Goldman Sachs likes tech stocks
“We enter the Fall incrementally more positive on the Software industry given an increasingly strong demand environment and improving fundamentals,”.
Goldman observed an increase in new business as a result of demand from clients undergoing digital transformations, as well as higher margins as businesses sell their products virtually. “We see a supportive set-up for software stocks in the near term,” the analysts said, adding that the stocks they cover are up 21% year to date on average, compared to the Nasdaq, which is up 18%.
Stocks on the Conviction List
The bank is “increasingly more bullish” on three conviction list stocks, claiming that Microsoft is “well-positioned” to more than double its $60 billion cloud business, which includes Office 365 and LinkedIn’s commercial arm. Last month, the company announced that it would raise the prices of some Office365 subscriptions.
“We continue to expect Microsoft to post double-digit top-line growth for several years to come, accompanied by margin expansion,” they added.
Salesforce is also on Goldman’s list of convictions, and the bank believes it will benefit from the pandemic’s accelerated shift to digital customer experience. “The company’s robust and strategically built product portfolio, which spans sales, service, marketing, ecommerce, analytics, artificial intelligence, customer applications, integration, and collaboration, covers virtually all aspects of Digital Transformation,” Goldman added. Salesforce raised its full-year guidance last month after acquiring messaging app Slack.

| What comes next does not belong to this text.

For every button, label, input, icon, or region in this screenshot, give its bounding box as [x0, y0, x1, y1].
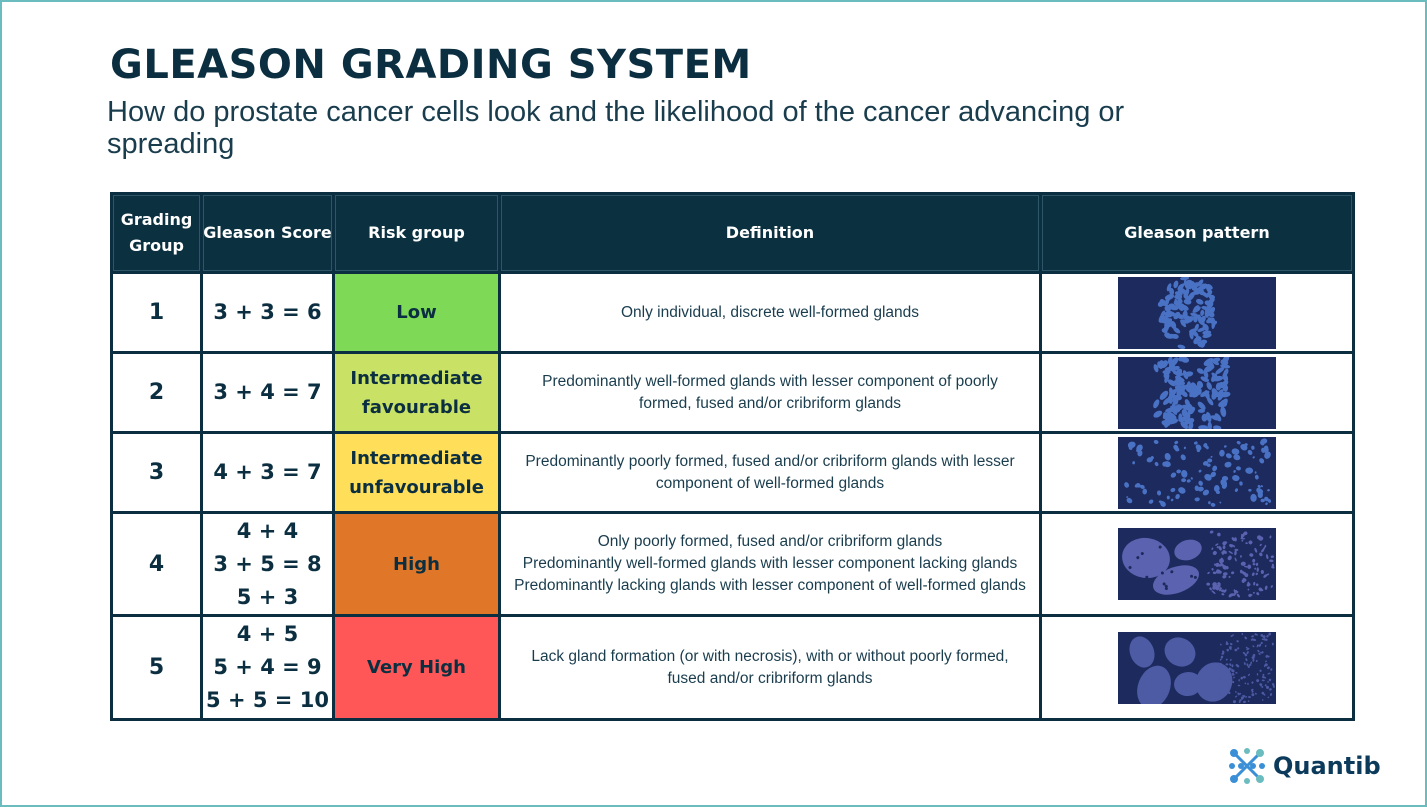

ServiceNow, an IT support firm, is the third software company on Goldman’s conviction list, with the firm set to benefit from a “very large” total addressable market of an estimated $175 billion in 2024, according to the bank. “We remain bullish and believe the risk/reward skew is positive,” said the analysts.
Goldman Sachs’ top picks
Workday, a human resources software company, is set to benefit as companies migrate their legacy systems online, according to Goldman, who is bullish on the stock. “With vaccines becoming more widely available, we believe that corporations are preparing to revisit strategic investments relevant to Workday’s products,” the analysts said, adding that this pent-up demand is likely to stimulate growth in 2022.
Company that makes work management software According to Goldman, Monday is a “leader” in its market and is “well positioned to capitalize on the growing need to adopt workplace collaboration and productivity tools.” In June, Monday was listed on the Nasdaq.
According to Goldman, which has a buy rating on Adobe stock, the company is poised to benefit from the digital transformation trend. Analysts like its retention and renewal rates, which are higher than pre-pandemic levels, as well as growth in products such as Acrobat and Document Cloud. “The unprecedented pace of digital transformation underpinning the Digital Experience business, the long-term shift from paper to digital document management, and the surge in content creation,” the analysts wrote.
Snowflake, a data warehouse, is also a good buy for the bank because of its “strong competitive positioning,” “best in class growth,” and new customers — it now has 42 percent of the Fortune 500 as clients. “As Snowflake’s cloud-native data platform continues to replace incumbent data warehouse solutions, we see a long runway for continued growth with new and existing customers,” Goldman said.
ZoomInfo, a company that assists marketing teams in reaching customers (not to be confused with video chat company Zoom Video), was the coronavirus pandemic’s first IPO. Goldman emphasized its operating margins of more than 40%, as well as its 57 percent year-over-year growth in the second quarter of the year, compared to 46 percent in the first quarter.